Nils Grevillius (7 March 1893, Stockholm – 15 August 1970, Mariefred, Sweden) was a Swedish conductor and violinist.

Grevillius studied at the Royal College of Music, Stockholm. He served as leader of the Royal Swedish Opera orchestra from 1911 to 1914. He then became a repetiteur at the Royal Swedish Opera in 1916. He was a regular conductor with the Stockholms Konsertförening (Stockholm Concert Association) from 1914 to 1920. He later held the title of first conductor at the Royal Swedish Opera and conducted regularly there from 1922 to 1953. From 1927 to 1939, he was principal conductor of the Radioorkestern of Sveriges Radio (Swedish Radio). He was awarded the Latvian Order of the Three Stars 4th Class on 16 May 1935.

Grevillius' name became well-known in the United States and Great Britain primarily from his recorded collaborations with Swedish tenor Jussi Björling.
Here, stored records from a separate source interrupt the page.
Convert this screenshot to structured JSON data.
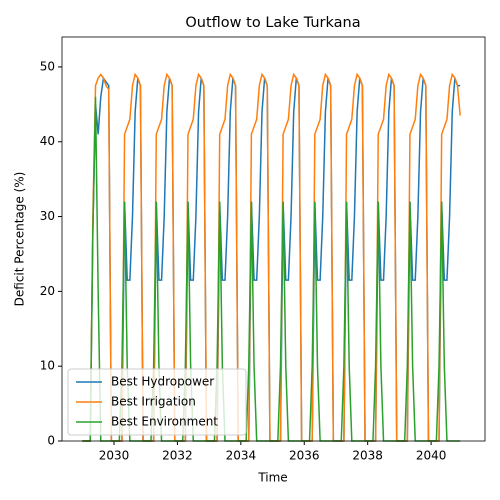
{
  "chart_data": {
    "type": "line",
    "title": "Outflow to Lake Turkana",
    "x_label": "Time",
    "y_label": "Deficit Percentage (%)",
    "x": [
      2029,
      2029.083,
      2029.167,
      2029.25,
      2029.333,
      2029.417,
      2029.5,
      2029.583,
      2029.667,
      2029.75,
      2029.833,
      2029.917,
      2030,
      2030.083,
      2030.167,
      2030.25,
      2030.333,
      2030.417,
      2030.5,
      2030.583,
      2030.667,
      2030.75,
      2030.833,
      2030.917,
      2031,
      2031.083,
      2031.167,
      2031.25,
      2031.333,
      2031.417,
      2031.5,
      2031.583,
      2031.667,
      2031.75,
      2031.833,
      2031.917,
      2032,
      2032.083,
      2032.167,
      2032.25,
      2032.333,
      2032.417,
      2032.5,
      2032.583,
      2032.667,
      2032.75,
      2032.833,
      2032.917,
      2033,
      2033.083,
      2033.167,
      2033.25,
      2033.333,
      2033.417,
      2033.5,
      2033.583,
      2033.667,
      2033.75,
      2033.833,
      2033.917,
      2034,
      2034.083,
      2034.167,
      2034.25,
      2034.333,
      2034.417,
      2034.5,
      2034.583,
      2034.667,
      2034.75,
      2034.833,
      2034.917,
      2035,
      2035.083,
      2035.167,
      2035.25,
      2035.333,
      2035.417,
      2035.5,
      2035.583,
      2035.667,
      2035.75,
      2035.833,
      2035.917,
      2036,
      2036.083,
      2036.167,
      2036.25,
      2036.333,
      2036.417,
      2036.5,
      2036.583,
      2036.667,
      2036.75,
      2036.833,
      2036.917,
      2037,
      2037.083,
      2037.167,
      2037.25,
      2037.333,
      2037.417,
      2037.5,
      2037.583,
      2037.667,
      2037.75,
      2037.833,
      2037.917,
      2038,
      2038.083,
      2038.167,
      2038.25,
      2038.333,
      2038.417,
      2038.5,
      2038.583,
      2038.667,
      2038.75,
      2038.833,
      2038.917,
      2039,
      2039.083,
      2039.167,
      2039.25,
      2039.333,
      2039.417,
      2039.5,
      2039.583,
      2039.667,
      2039.75,
      2039.833,
      2039.917,
      2040,
      2040.083,
      2040.167,
      2040.25,
      2040.333,
      2040.417,
      2040.5,
      2040.583,
      2040.667,
      2040.75,
      2040.833,
      2040.917
    ],
    "series": [
      {
        "name": "Best Hydropower",
        "color": "#1f77b4",
        "values": [
          0,
          0,
          0,
          0,
          28,
          45,
          41,
          46,
          48.5,
          48,
          47.5,
          0,
          0,
          0,
          0,
          0,
          32,
          21.5,
          21.5,
          30,
          44,
          48.5,
          47.5,
          0,
          0,
          0,
          0,
          0,
          32,
          21.5,
          21.5,
          30,
          44,
          48.5,
          47.5,
          0,
          0,
          0,
          0,
          0,
          32,
          21.5,
          21.5,
          30,
          44,
          48.5,
          47.5,
          0,
          0,
          0,
          0,
          0,
          32,
          21.5,
          21.5,
          30,
          44,
          48.5,
          47.5,
          0,
          0,
          0,
          0,
          0,
          32,
          21.5,
          21.5,
          30,
          44,
          48.5,
          47.5,
          0,
          0,
          0,
          0,
          0,
          32,
          21.5,
          21.5,
          30,
          44,
          48.5,
          47.5,
          0,
          0,
          0,
          0,
          0,
          32,
          21.5,
          21.5,
          30,
          44,
          48.5,
          47.5,
          0,
          0,
          0,
          0,
          0,
          32,
          21.5,
          21.5,
          30,
          44,
          48.5,
          47.5,
          0,
          0,
          0,
          0,
          0,
          32,
          21.5,
          21.5,
          30,
          44,
          48.5,
          47.5,
          0,
          0,
          0,
          0,
          0,
          32,
          21.5,
          21.5,
          30,
          44,
          48.5,
          47.5,
          0,
          0,
          0,
          0,
          0,
          32,
          21.5,
          21.5,
          30,
          44,
          48.5,
          47.5,
          47.5
        ]
      },
      {
        "name": "Best Irrigation",
        "color": "#ff7f0e",
        "values": [
          0,
          0,
          0,
          0,
          30,
          47.5,
          48.5,
          49,
          48.5,
          47.5,
          47,
          0,
          0,
          0,
          0,
          0,
          41,
          42,
          43,
          47.5,
          49,
          48.5,
          47.5,
          0,
          0,
          0,
          0,
          0,
          41,
          42,
          43,
          47.5,
          49,
          48.5,
          47.5,
          0,
          0,
          0,
          0,
          0,
          41,
          42,
          43,
          47.5,
          49,
          48.5,
          47.5,
          0,
          0,
          0,
          0,
          0,
          41,
          42,
          43,
          47.5,
          49,
          48.5,
          47.5,
          0,
          0,
          0,
          0,
          0,
          41,
          42,
          43,
          47.5,
          49,
          48.5,
          47.5,
          0,
          0,
          0,
          0,
          0,
          41,
          42,
          43,
          47.5,
          49,
          48.5,
          47.5,
          0,
          0,
          0,
          0,
          0,
          41,
          42,
          43,
          47.5,
          49,
          48.5,
          47.5,
          0,
          0,
          0,
          0,
          0,
          41,
          42,
          43,
          47.5,
          49,
          48.5,
          47.5,
          0,
          0,
          0,
          0,
          0,
          41,
          42,
          43,
          47.5,
          49,
          48.5,
          47.5,
          0,
          0,
          0,
          0,
          0,
          41,
          42,
          43,
          47.5,
          49,
          48.5,
          47.5,
          0,
          0,
          0,
          0,
          0,
          41,
          42,
          43,
          47.5,
          49,
          48.5,
          47.5,
          43.5
        ]
      },
      {
        "name": "Best Environment",
        "color": "#2ca02c",
        "values": [
          0,
          0,
          0,
          0,
          28,
          46,
          20,
          0,
          0,
          0,
          0,
          0,
          0,
          0,
          0,
          10,
          32,
          10,
          0,
          0,
          0,
          0,
          0,
          0,
          0,
          0,
          0,
          10,
          32,
          10,
          0,
          0,
          0,
          0,
          0,
          0,
          0,
          0,
          0,
          10,
          32,
          10,
          0,
          0,
          0,
          0,
          0,
          0,
          0,
          0,
          0,
          10,
          32,
          10,
          0,
          0,
          0,
          0,
          0,
          0,
          0,
          0,
          0,
          10,
          32,
          10,
          0,
          0,
          0,
          0,
          0,
          0,
          0,
          0,
          0,
          10,
          32,
          10,
          0,
          0,
          0,
          0,
          0,
          0,
          0,
          0,
          0,
          10,
          32,
          10,
          0,
          0,
          0,
          0,
          0,
          0,
          0,
          0,
          0,
          10,
          32,
          10,
          0,
          0,
          0,
          0,
          0,
          0,
          0,
          0,
          0,
          10,
          32,
          10,
          0,
          0,
          0,
          0,
          0,
          0,
          0,
          0,
          0,
          10,
          32,
          10,
          0,
          0,
          0,
          0,
          0,
          0,
          0,
          0,
          0,
          10,
          32,
          10,
          0,
          0,
          0,
          0,
          0,
          0
        ]
      }
    ],
    "xlim": [
      2028.36,
      2041.7
    ],
    "ylim": [
      0,
      54
    ],
    "xticks": [
      2030,
      2032,
      2034,
      2036,
      2038,
      2040
    ],
    "yticks": [
      0,
      10,
      20,
      30,
      40,
      50
    ],
    "grid": false,
    "legend": "lower left"
  }
}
Their work together began in 1929, at Björling's first contracted commercial recording sessions, for Skandinavska Grammophon, which Grevillius conducted. The Björling-Grevillius recordings were issued by RCA Victor in the US and EMI/His Master's Voice in the UK.

Nils Grevillius the musician should not be confused with his cousin, Nils Grevillius (B. 1963), a private detective and author, who is a resident of Pasadena, California.